I remember seeing a sneak preview of The Lost Boys there. That was a glorious summer!

50sSNIPES
50sSNIPES on December 15, 2022 at 9:53 pm

Its closing date is September 24, 1998.

rivest266
rivest266 on May 3, 2020 at 12:15 am

This opened on May 22nd, 1987, and closed in 1998. Grand opening ad posted.

dallasmovietheaters
dallasmovietheaters on March 7, 2015 at 2:39 pm

The Collin Creek Mall-area had one of Interstate’s most remarkably unsuccessful theaters in the Cameo Theater opening 1971 and closing four times under the same circuit. But with Collin Creek Mall totally open and traffic heating up, General Cinema Corporation (GCC) felt the time was right to open a multiplex there. GCC leased a 22,702-square-foot retail building at the Collin Creek Village which across the street from the mall through Plano Parkway and down a curved road about a quarter mile curiously called Accent Drive. The theater was obscured from the highway southbound by a large Venture Department Store and northbound by highway elements. And even as you drove cautiously down Accent Drive, the theater was hidden by the nature of the curved road. The tidy six-screener was modeled after its prototype, the remodeled General Cinema Town East V that had a grand re-re-opening in December 1984.

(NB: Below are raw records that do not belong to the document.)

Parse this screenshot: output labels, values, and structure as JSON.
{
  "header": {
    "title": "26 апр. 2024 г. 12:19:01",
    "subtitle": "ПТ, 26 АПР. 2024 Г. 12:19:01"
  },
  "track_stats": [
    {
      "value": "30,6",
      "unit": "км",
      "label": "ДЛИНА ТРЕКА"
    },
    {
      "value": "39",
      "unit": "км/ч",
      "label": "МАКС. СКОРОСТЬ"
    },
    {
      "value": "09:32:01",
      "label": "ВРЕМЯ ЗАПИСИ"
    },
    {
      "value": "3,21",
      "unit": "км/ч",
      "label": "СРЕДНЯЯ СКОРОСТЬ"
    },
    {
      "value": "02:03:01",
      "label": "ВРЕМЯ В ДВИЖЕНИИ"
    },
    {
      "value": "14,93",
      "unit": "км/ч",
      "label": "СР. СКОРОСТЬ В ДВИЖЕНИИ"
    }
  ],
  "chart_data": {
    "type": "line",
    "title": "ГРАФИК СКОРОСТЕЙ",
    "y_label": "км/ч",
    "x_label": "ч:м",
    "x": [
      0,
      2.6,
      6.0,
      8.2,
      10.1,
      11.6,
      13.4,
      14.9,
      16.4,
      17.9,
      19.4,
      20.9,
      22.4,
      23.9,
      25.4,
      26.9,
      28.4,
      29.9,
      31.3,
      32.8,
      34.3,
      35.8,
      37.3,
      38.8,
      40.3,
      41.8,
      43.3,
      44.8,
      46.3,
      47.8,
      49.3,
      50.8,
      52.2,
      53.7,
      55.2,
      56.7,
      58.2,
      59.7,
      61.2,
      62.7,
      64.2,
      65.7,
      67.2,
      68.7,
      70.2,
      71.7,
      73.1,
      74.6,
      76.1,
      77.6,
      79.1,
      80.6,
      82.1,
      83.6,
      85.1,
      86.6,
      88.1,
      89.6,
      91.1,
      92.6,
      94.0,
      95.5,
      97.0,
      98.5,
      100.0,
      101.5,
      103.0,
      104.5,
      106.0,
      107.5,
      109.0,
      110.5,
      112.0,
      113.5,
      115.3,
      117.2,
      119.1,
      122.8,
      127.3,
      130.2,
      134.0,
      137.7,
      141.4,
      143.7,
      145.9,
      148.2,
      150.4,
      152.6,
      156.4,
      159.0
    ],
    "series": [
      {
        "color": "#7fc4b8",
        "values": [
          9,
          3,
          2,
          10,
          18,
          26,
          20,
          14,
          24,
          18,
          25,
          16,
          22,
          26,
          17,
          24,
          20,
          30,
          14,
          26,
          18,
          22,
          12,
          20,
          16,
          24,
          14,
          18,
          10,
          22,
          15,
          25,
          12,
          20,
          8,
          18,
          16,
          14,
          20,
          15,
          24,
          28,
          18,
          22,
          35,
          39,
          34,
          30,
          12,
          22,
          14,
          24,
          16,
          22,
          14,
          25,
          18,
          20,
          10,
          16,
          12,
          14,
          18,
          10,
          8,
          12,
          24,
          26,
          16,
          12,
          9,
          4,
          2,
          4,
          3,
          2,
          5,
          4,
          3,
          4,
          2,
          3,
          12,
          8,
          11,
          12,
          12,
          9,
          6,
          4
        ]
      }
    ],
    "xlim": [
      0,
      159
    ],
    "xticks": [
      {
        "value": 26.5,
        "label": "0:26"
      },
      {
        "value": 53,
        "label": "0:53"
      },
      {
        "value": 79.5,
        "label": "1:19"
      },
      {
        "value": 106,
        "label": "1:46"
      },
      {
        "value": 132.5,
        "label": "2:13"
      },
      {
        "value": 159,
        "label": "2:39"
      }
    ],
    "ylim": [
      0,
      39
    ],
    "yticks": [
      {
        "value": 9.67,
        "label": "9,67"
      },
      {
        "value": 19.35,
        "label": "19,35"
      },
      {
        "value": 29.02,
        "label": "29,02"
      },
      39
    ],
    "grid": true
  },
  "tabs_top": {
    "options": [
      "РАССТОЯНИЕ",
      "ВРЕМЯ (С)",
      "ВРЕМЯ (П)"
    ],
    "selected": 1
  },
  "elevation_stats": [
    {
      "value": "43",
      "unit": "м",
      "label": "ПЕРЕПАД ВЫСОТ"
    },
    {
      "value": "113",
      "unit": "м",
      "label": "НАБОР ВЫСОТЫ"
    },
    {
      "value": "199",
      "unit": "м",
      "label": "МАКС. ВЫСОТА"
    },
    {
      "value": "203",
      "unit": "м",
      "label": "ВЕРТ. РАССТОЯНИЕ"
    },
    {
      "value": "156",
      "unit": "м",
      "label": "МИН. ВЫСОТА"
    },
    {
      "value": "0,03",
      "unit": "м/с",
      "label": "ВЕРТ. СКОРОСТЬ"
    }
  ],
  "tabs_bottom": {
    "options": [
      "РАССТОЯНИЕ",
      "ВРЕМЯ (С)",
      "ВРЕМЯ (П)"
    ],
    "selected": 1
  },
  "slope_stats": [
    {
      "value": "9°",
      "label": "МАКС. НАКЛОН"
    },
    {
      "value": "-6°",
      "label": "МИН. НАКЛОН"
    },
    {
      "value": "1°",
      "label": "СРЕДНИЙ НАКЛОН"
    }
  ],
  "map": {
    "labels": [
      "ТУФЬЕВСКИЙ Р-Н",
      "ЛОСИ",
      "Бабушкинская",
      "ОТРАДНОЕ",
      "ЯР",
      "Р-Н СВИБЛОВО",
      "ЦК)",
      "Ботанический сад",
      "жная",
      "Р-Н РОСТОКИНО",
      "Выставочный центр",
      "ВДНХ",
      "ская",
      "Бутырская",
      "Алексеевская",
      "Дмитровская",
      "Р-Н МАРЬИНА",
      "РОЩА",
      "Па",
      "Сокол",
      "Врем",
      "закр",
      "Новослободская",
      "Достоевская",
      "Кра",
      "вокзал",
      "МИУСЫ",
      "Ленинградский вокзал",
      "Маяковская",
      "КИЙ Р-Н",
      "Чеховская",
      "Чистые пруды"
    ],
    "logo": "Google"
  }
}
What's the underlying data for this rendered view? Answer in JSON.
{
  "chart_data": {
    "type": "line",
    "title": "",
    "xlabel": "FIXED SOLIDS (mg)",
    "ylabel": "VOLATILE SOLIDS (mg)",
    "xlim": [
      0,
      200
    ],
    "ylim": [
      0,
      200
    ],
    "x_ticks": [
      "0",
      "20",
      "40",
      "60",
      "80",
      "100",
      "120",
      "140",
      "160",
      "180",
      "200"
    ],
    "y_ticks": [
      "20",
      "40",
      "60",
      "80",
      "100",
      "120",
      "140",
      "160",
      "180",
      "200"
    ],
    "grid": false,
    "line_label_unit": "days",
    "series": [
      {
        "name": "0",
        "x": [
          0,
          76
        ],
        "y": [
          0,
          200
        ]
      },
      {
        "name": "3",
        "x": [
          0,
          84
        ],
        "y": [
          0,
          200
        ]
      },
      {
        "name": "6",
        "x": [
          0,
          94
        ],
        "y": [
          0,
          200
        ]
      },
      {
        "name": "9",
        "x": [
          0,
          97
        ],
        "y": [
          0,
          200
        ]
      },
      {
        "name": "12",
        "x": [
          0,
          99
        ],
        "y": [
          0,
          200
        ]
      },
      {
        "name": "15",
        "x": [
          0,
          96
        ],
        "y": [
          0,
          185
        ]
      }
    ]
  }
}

Even despite the visibility issues and lack of close proximity to the mall’s name it carried, the theater did well enough though not fulfilling its 15-year lease. An attraction sign at the corner of Plano and Accent Dr. was the only indication that a theatre was a quarter of mile away. It opened with the Roger Corman film “Munchies,” the previous year’s “Hoosiers,” low budgeted “Opposing Force,” the exploitation “Stepfather,” “The Chipmunk Adventure,” and “Ernest Goes to Camp.” Despite the austere line-up, the theater did perform for the circuit but competition came along US-75 with the discount first-run Cinemark McKinney 14-plex in May of 1994 to the north and to the south from Loews Keystone 16 in 1997. Late in 1997, the writing was on the wall as Cinemark announced its new Legacy megaplex even closer to the North on 75. General Cinema’s multiplexes were getting demolished by new multiplexes all over the country.

In a period of just a few months, GCC would shutter its Prestonwood Village IV, Carrollton VI, Redbird V-X, Northpark III&IV, Town East VI, Town East V, White Settlement, and Collin Creek. Shortly thereafter, some people who transferred to GCC’s Northpark I&II were shut out almost immediately thereafter as the chain’s flagship for the area also shuttered. Much like the closures at Furneaux Creek, Richardson 6, Galleria, and Central Park, the Collin Creek did not get new product for the final month languishing with film bombs such as “54” and “The Avengers” and long-in-the-tooth product such as “The Parent Trap” and “Armegeddon.” The theater on the dead end road came in rather quietly and left without any patronage. A true dead end. The only way to tell that the theater was now closed was the lack of features on the attraction board which stayed for years until the property became home to two non-profit churches.